When different AC signals are output, an AC signal C is output. The power amplifier 3.4 amplifies the AC signal C and the AC signal C, respectively, and connects the electrode section 7, the piezoelectric body, and the electrode section 8. A drive signal e is applied to the piezoelectric body 10,
Apply d.

As described above, if the amplitude of the mechanical arm current is controlled to the mechanical arm current amplitude set value by determining the drive frequency according to the amplitude of the mechanical arm current, the amplitude of the mechanical arm current can be controlled to the mechanical arm current amplitude setting value, and the fluctuations in the mechanical load, temperature, and power supply voltage can be Fluctuations in rotational speed can be reduced. Furthermore, the magnitude of the rotation speed can be selected by changing the mechanical arm current setting value.

Although this embodiment has been explained using a disc type ultrasonic motor, the present invention is not limited to the disc type ultrasonic motor, and the present invention is not limited to the disc type ultrasonic motor. Also applicable to sonic motors.

Effects of the Invention As explained above, considering that the amplitude of the mechanical arm current of an ultrasonic motor and the rotation speed are in a proportional relationship, a means for detecting the amplitude of the mechanical arm current is provided, and the By temperature-correcting the detection gain of the mechanical arm current and controlling its amplitude to a constant value, it is possible to reduce fluctuations in the moving speed of the moving body relative to temperature fluctuations of the ultrasonic motor. Furthermore, the moving speed can be selected by selecting the amplitude setting value, which has a great practical effect.

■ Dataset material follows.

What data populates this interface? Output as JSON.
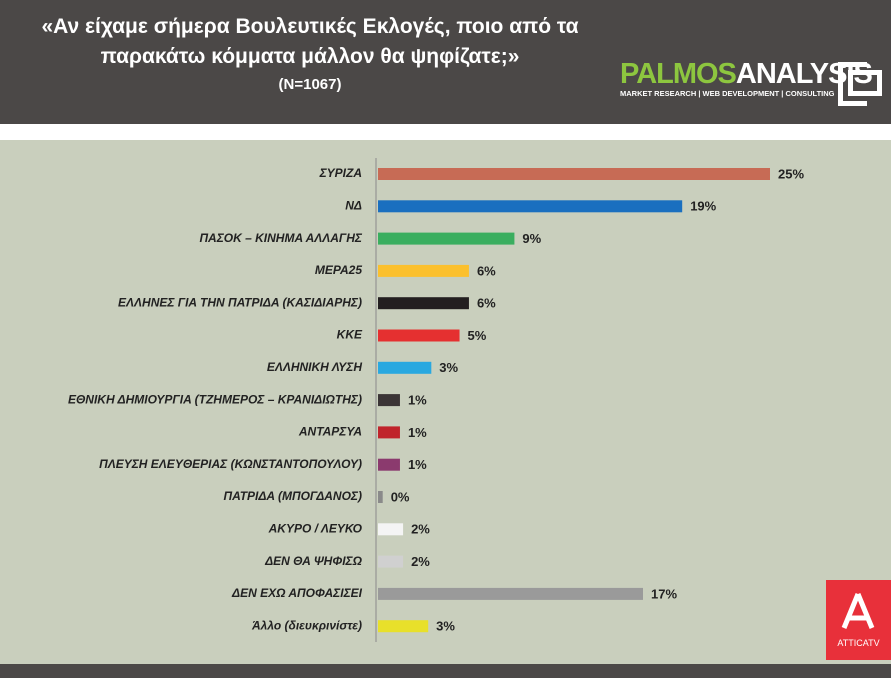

[Brief explanation of the drawing]

Fig. 1 is a block configuration diagram of an ultrasonic motor drive device according to an embodiment of the present invention, Fig. 2 is an electrical equivalent circuit diagram of the motor, Fig. 3 is an exploded perspective view of a disc-type ultrasonic motor, and Fig. 4 The figure is an explanatory diagram of the principle of the motor. 1... Voltage controlled frequency oscillator, 2...
90° phase shifter, 3.4...Power amplifier, 9,1
o...Piezoelectric body of ultrasonic motor, 12...
・Mechanical arm current controller, 13...Amplitude detector, 1
4...Differential amplifier. Name of agent: Patent attorney Toshio Nakao and one other person

Claims (1)

[Claims] A piezoelectric driving body is formed by bonding an elastic body and a piezoelectric body having two electrode groups that are positioned out of phase with each other by an amount equivalent to a quarter wavelength, and a moving body is installed on the driving body, In the ultrasonic motor that rotates the movable body by applying two electric signals temporally different in position by 90 degrees to the two electrode groups, the piezoelectric body is connected in series with either one of the two electric signals. Connect a capacitor with a capacitance equal to the capacitance of the electric arm impedance and a fixed resistance element in parallel with the fixed resistance element, regardless of the operating environment temperature of the motor.
connected to one of the two electrode groups via a temperature-sensitive resistance element having temperature characteristics such that a current value flowing through the fixed resistance element always matches a current value flowing through the electric arm of the piezoelectric body; A mechanical arm current of the piezoelectric body is detected by detecting each potential difference between the fixed resistance element and the variable resistance element, and the amplitude of the mechanical arm current according to the electric signal is controlled to a predetermined magnitude. Ultrasonic motor drive device.